Re: [syzbot] BUG: corrupted list in netif_napi_add

From: Jakub Kicinski
Date: Mon Oct 18 2021 - 13:58:38 EST


On Mon, 18 Oct 2021 19:40:40 +0200 Toke Høiland-Jørgensen wrote:
> Jakub Kicinski <kuba@xxxxxxxxxx> writes:
>
> > On Mon, 18 Oct 2021 17:04:19 +0300 Vlad Buslov wrote:
> >> We got a use-after-free with very similar trace [0] during nightly
> >> regression. The issue happens when ip link up/down state is flipped
> >> several times in loop and doesn't reproduce for me manually. The fact
> >> that it didn't reproduce for me after running test ten times suggests
> >> that it is either very hard to reproduce or that it is a result of some
> >> interaction between several tests in our suite.
> >>
> >> [0]:
> >>
> >> [ 3187.779569] mlx5_core 0000:08:00.0 enp8s0f0: Link up
> >> [ 3187.890694] ==================================================================
> >> [ 3187.892518] BUG: KASAN: use-after-free in __list_add_valid+0xc3/0xf0
> >> [ 3187.894132] Read of size 8 at addr ffff8881150b3fb8 by task ip/119618
> >
> > Hm, not sure how similar it is.

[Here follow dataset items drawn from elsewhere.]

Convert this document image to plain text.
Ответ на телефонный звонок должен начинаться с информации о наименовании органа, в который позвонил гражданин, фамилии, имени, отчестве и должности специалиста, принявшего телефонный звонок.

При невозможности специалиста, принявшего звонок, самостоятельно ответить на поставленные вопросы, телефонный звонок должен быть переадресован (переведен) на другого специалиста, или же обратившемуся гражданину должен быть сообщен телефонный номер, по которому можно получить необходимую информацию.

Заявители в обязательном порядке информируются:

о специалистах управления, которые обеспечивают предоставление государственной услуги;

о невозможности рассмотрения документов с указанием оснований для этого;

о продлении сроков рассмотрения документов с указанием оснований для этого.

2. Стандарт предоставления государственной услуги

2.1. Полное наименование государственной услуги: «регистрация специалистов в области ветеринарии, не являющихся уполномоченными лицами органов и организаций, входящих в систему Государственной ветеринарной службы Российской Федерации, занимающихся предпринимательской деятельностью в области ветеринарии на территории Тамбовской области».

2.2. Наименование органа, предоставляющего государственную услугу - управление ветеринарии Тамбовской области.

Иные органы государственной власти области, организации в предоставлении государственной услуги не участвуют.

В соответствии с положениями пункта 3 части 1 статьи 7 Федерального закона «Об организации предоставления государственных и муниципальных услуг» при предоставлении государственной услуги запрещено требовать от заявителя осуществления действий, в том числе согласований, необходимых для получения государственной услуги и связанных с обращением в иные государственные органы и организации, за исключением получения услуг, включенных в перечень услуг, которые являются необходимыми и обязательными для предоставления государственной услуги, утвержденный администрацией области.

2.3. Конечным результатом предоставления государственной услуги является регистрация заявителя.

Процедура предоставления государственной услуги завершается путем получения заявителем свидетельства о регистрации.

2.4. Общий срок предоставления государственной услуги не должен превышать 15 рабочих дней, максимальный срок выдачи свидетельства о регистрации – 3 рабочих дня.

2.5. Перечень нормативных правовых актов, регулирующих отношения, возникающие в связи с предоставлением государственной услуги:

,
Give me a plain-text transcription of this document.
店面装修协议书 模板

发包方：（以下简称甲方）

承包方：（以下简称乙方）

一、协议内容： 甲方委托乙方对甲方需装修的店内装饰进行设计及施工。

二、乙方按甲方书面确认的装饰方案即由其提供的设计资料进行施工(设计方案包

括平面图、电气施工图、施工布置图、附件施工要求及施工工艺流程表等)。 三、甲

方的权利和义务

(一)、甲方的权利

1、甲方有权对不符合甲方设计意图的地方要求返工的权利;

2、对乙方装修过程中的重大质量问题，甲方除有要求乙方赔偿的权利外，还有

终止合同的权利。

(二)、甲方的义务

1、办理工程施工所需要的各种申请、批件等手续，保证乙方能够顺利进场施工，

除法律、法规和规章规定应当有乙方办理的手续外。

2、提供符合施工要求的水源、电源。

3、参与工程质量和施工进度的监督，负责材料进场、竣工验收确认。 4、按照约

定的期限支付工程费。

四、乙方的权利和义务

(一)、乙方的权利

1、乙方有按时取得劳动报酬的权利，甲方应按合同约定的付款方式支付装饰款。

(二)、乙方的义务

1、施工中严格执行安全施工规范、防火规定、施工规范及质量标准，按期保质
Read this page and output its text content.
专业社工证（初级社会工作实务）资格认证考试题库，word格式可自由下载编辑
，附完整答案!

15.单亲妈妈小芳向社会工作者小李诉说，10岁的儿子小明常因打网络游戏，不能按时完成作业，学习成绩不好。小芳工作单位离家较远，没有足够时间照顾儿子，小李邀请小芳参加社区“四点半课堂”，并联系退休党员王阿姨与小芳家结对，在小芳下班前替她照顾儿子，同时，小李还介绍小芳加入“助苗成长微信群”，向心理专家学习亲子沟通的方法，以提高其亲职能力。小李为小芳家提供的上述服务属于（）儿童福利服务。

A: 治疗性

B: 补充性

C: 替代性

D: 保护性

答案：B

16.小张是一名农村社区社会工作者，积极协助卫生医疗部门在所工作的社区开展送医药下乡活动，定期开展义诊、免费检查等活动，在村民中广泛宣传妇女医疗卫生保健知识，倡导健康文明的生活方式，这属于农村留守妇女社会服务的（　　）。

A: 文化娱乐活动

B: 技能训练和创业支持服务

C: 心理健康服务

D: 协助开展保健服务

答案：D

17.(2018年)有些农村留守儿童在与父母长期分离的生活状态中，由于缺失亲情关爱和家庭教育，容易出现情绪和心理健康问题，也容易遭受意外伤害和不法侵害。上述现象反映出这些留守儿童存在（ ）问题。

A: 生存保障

This one looks like channel was freed
> > without deleting NAPI. Do you have list debug enabled?
>
> Well, the other report[0] also kinda looks like the NAPI thread keeps
> running after it should have been disabled, so maybe they are in fact
> related?
>
> [0] https://lore.kernel.org/r/000000000000c1524005cdeacc5f@xxxxxxxxxx

Could be, if napi->state gets corrupted it may lose NAPI_STATE_LISTED.

719c57197010 ("net: make napi_disable() symmetric with enable")
3765996e4f0b ("napi: fix race inside napi_enable")
is the only thing that comes to mind, but they look fine to me.